カレー曜日。
行きつけの、カウンターだけの狭い立ち飲み屋さんの日曜日は、カレー曜日、と位置付けられています。日曜日に新作のカレーを作って、お酒の友としてメニューに登場するからです。当然ライス無し、時々トースト添え。
と、さらっと書きましたが、そのカレーを毎回、手を変え品を変え、毎週新作を生み出すキッチンの女性料理人は、カレーのせいで常に頭を抱えているといった始末です。
冒頭に、さりげなく、立ち飲み屋さん、と書きましたが、ここ、重要です。立ち飲み屋さんで提供できるおつまみなんて、せいぜい200円だとか300円だとかがコアな価格帯で、その原価なんてホントにたかが知れているという現実。そして、調理時間にも物理的な制限がつきまとうと。
そんな条件の中で、「今まで作ったカレーは絶対に作らない」という勝手に自分の首を絞めるようなマイルールをつくり、ムダに悩み苦しんでいるその女性料理人の姿勢には、感動と同時に、失笑すら浮かぶほどです。
みんなが食べたいのは、フツーにおいしいカレーです。立ち飲み屋さんの常連さん達は、200円で、そんなに凝った料理を期待していないものです。
で、そんな彼女と、まぁ会話の歯車が合う僕は、いつの間にか、次のカレーをどうしようか?を一緒に考えるブレーンのようなカンジになっています。
彼女のカレーは、具材や方向性はともかく、とにかく辛いことが重要。そして、「ムダでもいいから、マズくてもいいから、とにかくヤミクモになんか工夫(実験?)したい」というチャレンジ精神と、食べる側の感情をちょいちょい無視しての制作活動に進みます。だから、当たるときは大当たりなんだけど外れる時は大外れ、という現象が当然起こるわけです。
僕を含め、厚揚げ大好き、というヒトが多いものだから、「厚揚げカレー・大辛」などというモノを作ってしまったことがありました。お、なんだかイイんじゃない?と思われるでしょ。これなんか大失敗。グズグズな肥溜めみたい。厚揚げをカレーソースで煮込んじゃダメだ。
辛くないフツーの優しいカレーが食べたいというお客様のリクエストにも対応できる彼女は、作りましたよ、フツーのカレーを。で、ニンジンがお星さまの形にくり抜いてあると。
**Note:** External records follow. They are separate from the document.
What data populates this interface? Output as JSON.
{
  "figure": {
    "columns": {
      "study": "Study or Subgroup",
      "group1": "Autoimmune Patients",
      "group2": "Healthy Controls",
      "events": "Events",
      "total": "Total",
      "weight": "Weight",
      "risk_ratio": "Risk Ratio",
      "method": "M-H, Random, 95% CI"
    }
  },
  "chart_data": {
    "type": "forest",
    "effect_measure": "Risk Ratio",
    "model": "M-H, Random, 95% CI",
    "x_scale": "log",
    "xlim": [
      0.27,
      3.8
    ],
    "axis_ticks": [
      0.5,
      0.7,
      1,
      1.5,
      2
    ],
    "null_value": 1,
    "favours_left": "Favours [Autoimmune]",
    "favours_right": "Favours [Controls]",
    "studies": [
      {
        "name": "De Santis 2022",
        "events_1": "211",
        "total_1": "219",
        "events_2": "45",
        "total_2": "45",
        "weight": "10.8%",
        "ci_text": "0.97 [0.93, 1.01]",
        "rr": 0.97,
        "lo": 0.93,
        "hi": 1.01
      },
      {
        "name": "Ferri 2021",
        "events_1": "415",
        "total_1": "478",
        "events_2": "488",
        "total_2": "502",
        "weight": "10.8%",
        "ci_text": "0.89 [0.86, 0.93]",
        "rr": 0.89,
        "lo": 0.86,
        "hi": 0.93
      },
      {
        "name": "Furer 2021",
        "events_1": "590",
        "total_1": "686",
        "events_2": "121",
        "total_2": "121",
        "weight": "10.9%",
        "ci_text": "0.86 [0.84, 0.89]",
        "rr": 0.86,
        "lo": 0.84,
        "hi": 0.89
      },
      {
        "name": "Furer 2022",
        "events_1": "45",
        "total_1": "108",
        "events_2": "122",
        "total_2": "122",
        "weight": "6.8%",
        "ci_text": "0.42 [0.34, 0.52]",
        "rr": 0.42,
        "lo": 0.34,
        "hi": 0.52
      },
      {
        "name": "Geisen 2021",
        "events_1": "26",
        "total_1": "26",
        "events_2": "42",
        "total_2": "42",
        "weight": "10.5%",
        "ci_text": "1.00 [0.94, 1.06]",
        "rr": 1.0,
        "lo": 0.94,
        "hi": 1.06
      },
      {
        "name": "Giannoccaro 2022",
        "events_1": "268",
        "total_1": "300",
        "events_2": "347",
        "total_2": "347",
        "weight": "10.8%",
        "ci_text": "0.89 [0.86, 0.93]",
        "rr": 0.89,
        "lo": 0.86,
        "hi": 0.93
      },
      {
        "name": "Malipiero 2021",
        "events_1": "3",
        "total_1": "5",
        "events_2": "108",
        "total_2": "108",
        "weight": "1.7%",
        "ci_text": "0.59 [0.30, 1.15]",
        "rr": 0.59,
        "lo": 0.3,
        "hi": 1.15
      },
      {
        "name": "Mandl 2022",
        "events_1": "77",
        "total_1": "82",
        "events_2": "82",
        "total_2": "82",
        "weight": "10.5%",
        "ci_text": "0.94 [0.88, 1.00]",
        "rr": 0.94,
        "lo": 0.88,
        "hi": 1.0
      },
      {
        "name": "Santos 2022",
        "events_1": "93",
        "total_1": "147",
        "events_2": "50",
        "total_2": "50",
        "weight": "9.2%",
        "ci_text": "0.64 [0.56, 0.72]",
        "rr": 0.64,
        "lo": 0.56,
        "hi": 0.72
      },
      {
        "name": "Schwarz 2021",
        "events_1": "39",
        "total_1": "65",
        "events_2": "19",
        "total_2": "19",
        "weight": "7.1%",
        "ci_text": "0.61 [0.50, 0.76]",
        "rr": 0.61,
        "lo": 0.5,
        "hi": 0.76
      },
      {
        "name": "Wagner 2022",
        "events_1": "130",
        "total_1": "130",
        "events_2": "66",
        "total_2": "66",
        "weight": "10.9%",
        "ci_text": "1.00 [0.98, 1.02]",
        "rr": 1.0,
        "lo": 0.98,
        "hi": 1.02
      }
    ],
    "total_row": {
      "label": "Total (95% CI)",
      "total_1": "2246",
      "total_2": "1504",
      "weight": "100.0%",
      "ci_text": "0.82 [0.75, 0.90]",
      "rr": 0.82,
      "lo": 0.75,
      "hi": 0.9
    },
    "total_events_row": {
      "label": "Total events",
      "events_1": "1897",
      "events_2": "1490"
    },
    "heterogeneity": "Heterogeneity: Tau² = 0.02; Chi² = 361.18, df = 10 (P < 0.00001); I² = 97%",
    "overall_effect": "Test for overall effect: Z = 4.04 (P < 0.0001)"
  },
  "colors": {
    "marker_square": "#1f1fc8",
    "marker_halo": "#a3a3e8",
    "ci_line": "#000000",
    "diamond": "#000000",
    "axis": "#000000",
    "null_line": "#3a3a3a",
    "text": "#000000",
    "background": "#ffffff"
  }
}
で、メニューのボードでは、本日のカレー、「星の王子様カレー」とぬかす始末です。当然面白くも何ともありませんが、フツーのカレーを作らなきゃいけないというストレスからか、ニンジンを星の形にくり抜くという意味のない手間をかけ、星の王子さま、というコトバでラリることで現実逃避に走ったというあきれ返る行動に出たり。
でも、一緒に考えたとても美味しかったカレーもあるんですよ。チンジャオロースーカレー、とか、和風チキンささみフライカレーとか。
最初の一行、カレー曜日、というフレーズで始まりましたがなんか良くないですか?カレー曜日、ってワード。
海軍カレー、なんてのが横須賀の名物になっていますが、あれも長い航海の中で曜日の感覚がマヒするから、艦内でカレーが出されると今日は金曜日だと解る、とそんなエピソードから生まれたと聞きました。それは「カレーが出たら金曜日」という食事を通したアナウンスで「金曜日はカレー曜日」という言い方はなかったんじゃないかな。
今日は当店のカレー曜日!とか、今日は我が家のカレー曜日、とか楽しい風景が浮かびますね。
先ほど、その女性料理人からメールが来ました。「変なカレーできたで」。僕が絶対やめろといった緑色のカレーを作った模様です。
そうか、今日は3月1日、日曜日。